To better understand emotions and learn to manage them, we need to identify the thoughts or images that triggered the emotion. We need to identify the angering thoughts that make us angry, and the scary thoughts that make us afraid. Then, we ought to bring that thought to the Lord and His “word of truth” to see if the thoughts are valid or not. Most often these thoughts are not true in the light of His “word.”
One reason people tend to unlink their thoughts and feelings is that they are often more aware of what they are feeling than the thoughts that underlie these feelings. When you ask people who are feeling sad, angry, or joyous to describe the thoughts or images bouncing around in their minds at these particular moments in time… they often draw a blank. This is because thoughts and mental images are ‘fleeting things’ that dwell only in the ever-changing present of our fast-moving minds. Often these flashes of thought spring from a sound, voice, odor, word, situation, or some external stimulus that provokes a memory that brings a feeling that grabs them... but then… all they seem to know is what they feel.
Trying to capture one of these fleeting thoughts is often like catching a moving target that always seems to be one step beyond our reach. Just ask yourself: What were you thinking about a minute ago? You shouldn’t be surprised if you draw a blank since our thoughts fly by so rapidly.
These thought experiments illustrate the principle that… behind every disturbing emotional state… lurks a triggering negative thought. Therapists help people who are struggling with emotional disorders of anxiety, anger, or depression, by helping them identify the particular thought triggers that underlie their emotional responses and then help them change how they think in order to change how they feel.
The Apostle Paul is the believer’s best guide in handling their psychological (soul) life. He wrote.

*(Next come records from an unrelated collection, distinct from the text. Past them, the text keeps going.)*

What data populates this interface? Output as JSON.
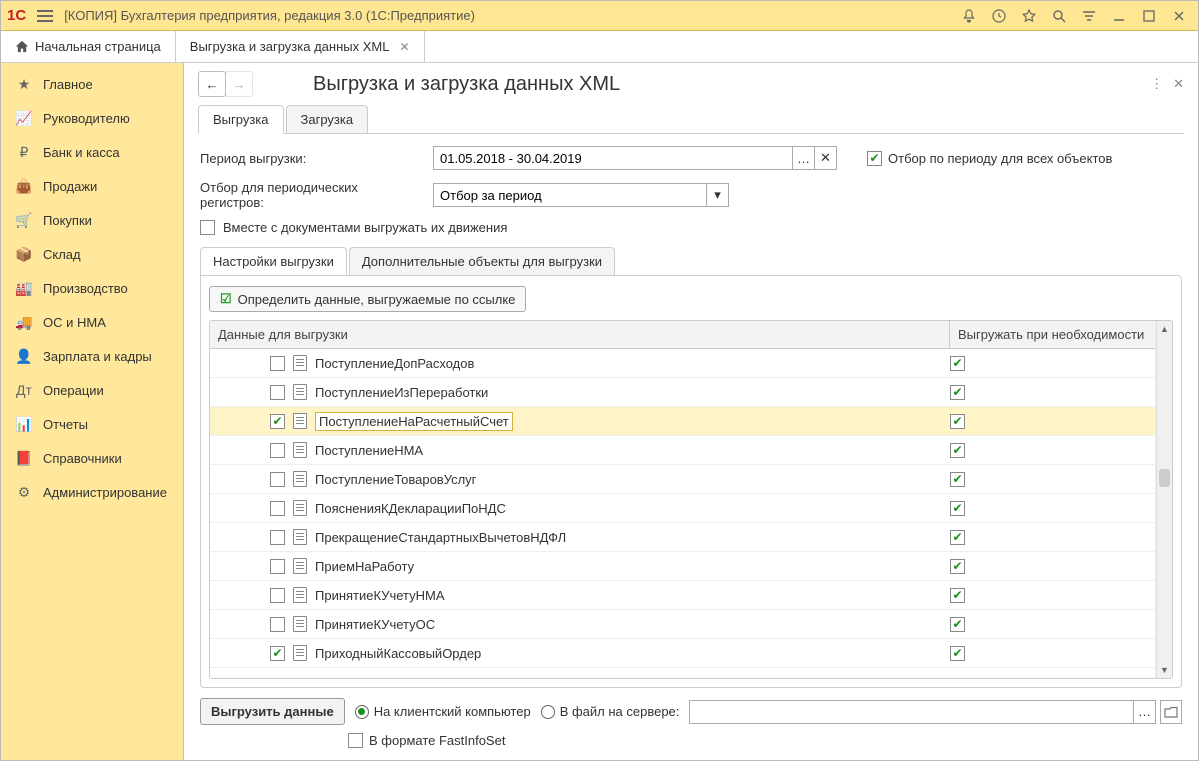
{
  "window": {
    "title": "[КОПИЯ] Бухгалтерия предприятия, редакция 3.0  (1С:Предприятие)"
  },
  "nav_tabs": {
    "home": "Начальная страница",
    "tab1": "Выгрузка и загрузка данных XML"
  },
  "sidebar": {
    "items": [
      {
        "label": "Главное",
        "icon": "star"
      },
      {
        "label": "Руководителю",
        "icon": "chart"
      },
      {
        "label": "Банк и касса",
        "icon": "coin"
      },
      {
        "label": "Продажи",
        "icon": "bag"
      },
      {
        "label": "Покупки",
        "icon": "cart"
      },
      {
        "label": "Склад",
        "icon": "box"
      },
      {
        "label": "Производство",
        "icon": "factory"
      },
      {
        "label": "ОС и НМА",
        "icon": "truck"
      },
      {
        "label": "Зарплата и кадры",
        "icon": "person"
      },
      {
        "label": "Операции",
        "icon": "ops"
      },
      {
        "label": "Отчеты",
        "icon": "bars"
      },
      {
        "label": "Справочники",
        "icon": "book"
      },
      {
        "label": "Администрирование",
        "icon": "gear"
      }
    ]
  },
  "main": {
    "title": "Выгрузка и загрузка данных XML",
    "tabs": {
      "export": "Выгрузка",
      "import": "Загрузка"
    },
    "period_label": "Период выгрузки:",
    "period_value": "01.05.2018 - 30.04.2019",
    "period_filter_all": "Отбор по периоду для всех объектов",
    "reg_filter_label": "Отбор для периодических регистров:",
    "reg_filter_value": "Отбор за период",
    "with_movements": "Вместе с документами выгружать их движения",
    "inner_tabs": {
      "settings": "Настройки выгрузки",
      "extra": "Дополнительные объекты для выгрузки"
    },
    "detect_btn": "Определить данные, выгружаемые по ссылке",
    "grid": {
      "col1": "Данные для выгрузки",
      "col2": "Выгружать при необходимости",
      "rows": [
        {
          "name": "ПоступлениеДопРасходов",
          "chk": false,
          "req": true
        },
        {
          "name": "ПоступлениеИзПереработки",
          "chk": false,
          "req": true
        },
        {
          "name": "ПоступлениеНаРасчетныйСчет",
          "chk": true,
          "req": true,
          "selected": true
        },
        {
          "name": "ПоступлениеНМА",
          "chk": false,
          "req": true
        },
        {
          "name": "ПоступлениеТоваровУслуг",
          "chk": false,
          "req": true
        },
        {
          "name": "ПоясненияКДекларацииПоНДС",
          "chk": false,
          "req": true
        },
        {
          "name": "ПрекращениеСтандартныхВычетовНДФЛ",
          "chk": false,
          "req": true
        },
        {
          "name": "ПриемНаРаботу",
          "chk": false,
          "req": true
        },
        {
          "name": "ПринятиеКУчетуНМА",
          "chk": false,
          "req": true
        },
        {
          "name": "ПринятиеКУчетуОС",
          "chk": false,
          "req": true
        },
        {
          "name": "ПриходныйКассовыйОрдер",
          "chk": true,
          "req": true
        }
      ]
    },
    "footer": {
      "export_btn": "Выгрузить данные",
      "radio_client": "На клиентский компьютер",
      "radio_server": "В файл на сервере:",
      "fastinfoset": "В формате FastInfoSet"
    }
  },
  "icons": {
    "star": "★",
    "chart": "📈",
    "coin": "₽",
    "bag": "👜",
    "cart": "🛒",
    "box": "📦",
    "factory": "🏭",
    "truck": "🚚",
    "person": "👤",
    "ops": "Дт",
    "bars": "📊",
    "book": "📕",
    "gear": "⚙"
  }
}
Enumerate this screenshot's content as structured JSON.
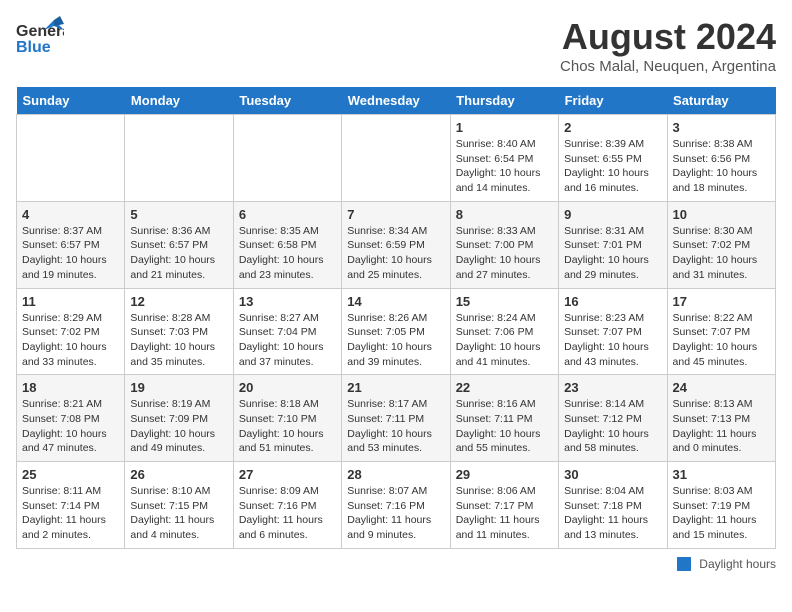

“For they that are after the flesh (the external) do mind the things of the flesh; but they that are after the Spirit (mind) the things of the Spirit. 6 For to be carnally (flesh) minded is death; but to be spiritually minded is life and peace. (Romans 8:5-6)
Since the cross of Christ, the fact is that every believer is liberated from the power of the Devil; The love of God in Christ has made “all things new” for us; our past is over and forgiven. Satan’s only remaining device is “the lie,” which he often shoots into our minds… to separate us from the truth of the security we can enjoy by our union with the Lord. We triumph over the Devils flashing fiery thoughts by abiding in our union with Him.
“Now thanks be unto God, which always causeth us to triumph in (in union with) Christ, ...” (2 Cor. 2:14a)
Paul then instructs believers as to what we ought not to think about … and what we ought to think about.
“Above all, taking the shield of faith, wherewith ye shall be able to quench all the fiery darts of the wicked (one).” (Eph. 6:16) “For God hath not given us the spirit of fear; but of power, and of love, and of a sound mind. (2 Tim. 1:7)
“Casting down imaginations, and every high thing that exalteth itself against the knowledge of God, and bringing into captivity every thought to the obedience of Christ;” (2 Corinthians 10:5)
“Finally, brethren, whatsoever things are true, whatsoever things are honest, whatsoever things are just, whatsoever things are pure, whatsoever things are lovely, whatsoever things are of good report; if there be any virtue, and if there be any praise, think on these things.” (Philippians 4:8)
So, thoughts of thankfulness toward God for his love and grace and the security we have in union with Him fill the vacuum and produce feelings of well-being in our soul’s emotion, while the accusing, condemning fear-provoking thoughts shot into our minds by the Devil prompt feelings of fear, regret, dread, or anxiety.